Outside the U.S., find the ISRC agency in your country via the IFPI website: https://www.ifpi.org/isrc
Free ISRC Assignment (Limited Control):
Some services offer free ISRCs, but these codes are often managed by the distributor or service, not you. This means less control over your metadata.
Cost of ISRCs
If obtained through a distributor: Usually included in the distribution fee.
If applying for your own code: The RIAA charges a one-time fee of $95 (in the U.S.) to become a registrant.
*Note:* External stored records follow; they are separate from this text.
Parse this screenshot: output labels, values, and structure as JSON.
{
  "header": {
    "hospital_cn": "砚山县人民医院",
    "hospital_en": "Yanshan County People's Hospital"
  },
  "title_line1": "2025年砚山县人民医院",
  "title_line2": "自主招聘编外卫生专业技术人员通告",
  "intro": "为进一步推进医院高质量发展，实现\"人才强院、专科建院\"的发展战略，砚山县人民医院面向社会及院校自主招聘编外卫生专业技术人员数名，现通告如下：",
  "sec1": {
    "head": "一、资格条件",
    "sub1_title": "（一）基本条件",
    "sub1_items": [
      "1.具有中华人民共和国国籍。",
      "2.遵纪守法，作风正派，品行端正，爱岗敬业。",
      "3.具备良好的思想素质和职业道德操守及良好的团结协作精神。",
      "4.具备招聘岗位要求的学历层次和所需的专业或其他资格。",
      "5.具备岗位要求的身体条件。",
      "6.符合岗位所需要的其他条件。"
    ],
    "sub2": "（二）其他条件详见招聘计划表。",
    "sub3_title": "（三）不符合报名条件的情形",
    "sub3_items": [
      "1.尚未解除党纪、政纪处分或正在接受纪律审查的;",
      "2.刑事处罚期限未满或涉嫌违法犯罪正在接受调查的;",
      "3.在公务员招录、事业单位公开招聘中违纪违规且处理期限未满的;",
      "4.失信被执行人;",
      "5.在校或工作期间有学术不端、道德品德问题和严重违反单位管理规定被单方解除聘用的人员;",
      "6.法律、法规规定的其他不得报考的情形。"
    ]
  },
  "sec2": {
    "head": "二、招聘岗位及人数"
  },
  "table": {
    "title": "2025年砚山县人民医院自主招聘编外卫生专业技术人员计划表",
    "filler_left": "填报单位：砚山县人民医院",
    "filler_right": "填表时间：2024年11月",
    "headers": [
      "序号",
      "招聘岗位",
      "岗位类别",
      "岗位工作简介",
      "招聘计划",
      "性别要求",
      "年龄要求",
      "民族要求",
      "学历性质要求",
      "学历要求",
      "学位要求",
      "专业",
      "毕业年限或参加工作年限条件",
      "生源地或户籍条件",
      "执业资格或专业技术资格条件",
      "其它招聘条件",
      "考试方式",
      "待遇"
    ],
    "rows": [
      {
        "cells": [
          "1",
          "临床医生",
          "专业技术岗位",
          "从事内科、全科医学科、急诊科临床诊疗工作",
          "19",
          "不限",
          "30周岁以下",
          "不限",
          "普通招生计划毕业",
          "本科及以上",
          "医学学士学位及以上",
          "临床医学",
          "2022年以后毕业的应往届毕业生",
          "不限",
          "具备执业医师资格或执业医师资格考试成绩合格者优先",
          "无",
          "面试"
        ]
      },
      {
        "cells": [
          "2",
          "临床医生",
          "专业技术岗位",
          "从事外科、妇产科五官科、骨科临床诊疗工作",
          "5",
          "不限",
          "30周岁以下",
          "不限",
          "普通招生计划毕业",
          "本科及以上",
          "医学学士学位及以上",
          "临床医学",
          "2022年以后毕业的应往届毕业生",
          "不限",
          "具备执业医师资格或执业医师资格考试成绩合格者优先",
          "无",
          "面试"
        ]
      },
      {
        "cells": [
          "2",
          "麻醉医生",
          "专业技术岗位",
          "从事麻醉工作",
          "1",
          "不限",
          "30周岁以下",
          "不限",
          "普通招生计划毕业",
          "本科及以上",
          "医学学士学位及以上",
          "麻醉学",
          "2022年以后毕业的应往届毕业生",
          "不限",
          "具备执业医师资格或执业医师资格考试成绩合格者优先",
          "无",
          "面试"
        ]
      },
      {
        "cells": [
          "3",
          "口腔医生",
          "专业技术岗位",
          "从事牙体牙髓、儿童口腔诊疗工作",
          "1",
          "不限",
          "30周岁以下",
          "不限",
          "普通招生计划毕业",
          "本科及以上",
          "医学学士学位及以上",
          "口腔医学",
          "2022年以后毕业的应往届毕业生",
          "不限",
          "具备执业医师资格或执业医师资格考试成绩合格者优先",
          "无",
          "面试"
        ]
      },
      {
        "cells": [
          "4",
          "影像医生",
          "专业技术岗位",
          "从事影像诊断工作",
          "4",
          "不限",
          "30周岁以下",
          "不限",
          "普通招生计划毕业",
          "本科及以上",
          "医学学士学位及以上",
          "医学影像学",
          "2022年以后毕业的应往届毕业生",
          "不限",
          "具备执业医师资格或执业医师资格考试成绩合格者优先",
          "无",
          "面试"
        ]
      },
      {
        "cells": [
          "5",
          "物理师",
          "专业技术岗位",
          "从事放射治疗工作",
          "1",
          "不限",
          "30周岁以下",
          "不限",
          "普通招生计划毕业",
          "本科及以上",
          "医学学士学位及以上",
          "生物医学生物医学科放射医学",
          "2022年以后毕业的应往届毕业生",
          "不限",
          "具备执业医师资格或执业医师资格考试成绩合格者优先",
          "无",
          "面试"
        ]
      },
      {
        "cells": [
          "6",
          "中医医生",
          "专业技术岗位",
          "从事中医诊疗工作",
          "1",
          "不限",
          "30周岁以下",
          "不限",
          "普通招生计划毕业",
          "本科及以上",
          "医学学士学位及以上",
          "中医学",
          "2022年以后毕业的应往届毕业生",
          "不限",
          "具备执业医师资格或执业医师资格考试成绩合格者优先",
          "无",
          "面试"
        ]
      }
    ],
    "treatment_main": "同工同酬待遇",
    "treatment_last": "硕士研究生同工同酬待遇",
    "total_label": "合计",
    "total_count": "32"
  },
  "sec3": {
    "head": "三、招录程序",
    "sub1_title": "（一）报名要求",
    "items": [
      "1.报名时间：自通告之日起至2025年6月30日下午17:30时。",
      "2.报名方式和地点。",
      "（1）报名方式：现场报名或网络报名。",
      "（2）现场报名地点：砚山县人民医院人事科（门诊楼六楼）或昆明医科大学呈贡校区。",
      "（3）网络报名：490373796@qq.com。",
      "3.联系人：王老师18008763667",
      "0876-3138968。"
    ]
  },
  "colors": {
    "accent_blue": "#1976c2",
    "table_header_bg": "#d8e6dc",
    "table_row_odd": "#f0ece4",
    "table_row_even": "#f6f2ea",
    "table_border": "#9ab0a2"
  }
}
You can then generate unlimited ISRCs for your recordings.
When Should You Get an ISRC?
Before releasing your music on streaming platforms or physical media.
For every unique version of a recording (e.g., radio edits, live recordings, remixes).
Steps to Generate ISRCs (If You’re a Registered Manager)
Log in to your ISRC account.
Enter the required information for the track (artist name, track title, year, etc.).
Generate and assign a unique ISRC to the recording.
Include the ISRC in your metadata when distributing your music.
Having ISRCs for your recordings ensures your music is identifiable, trackable, and ready for monetization in the digital age.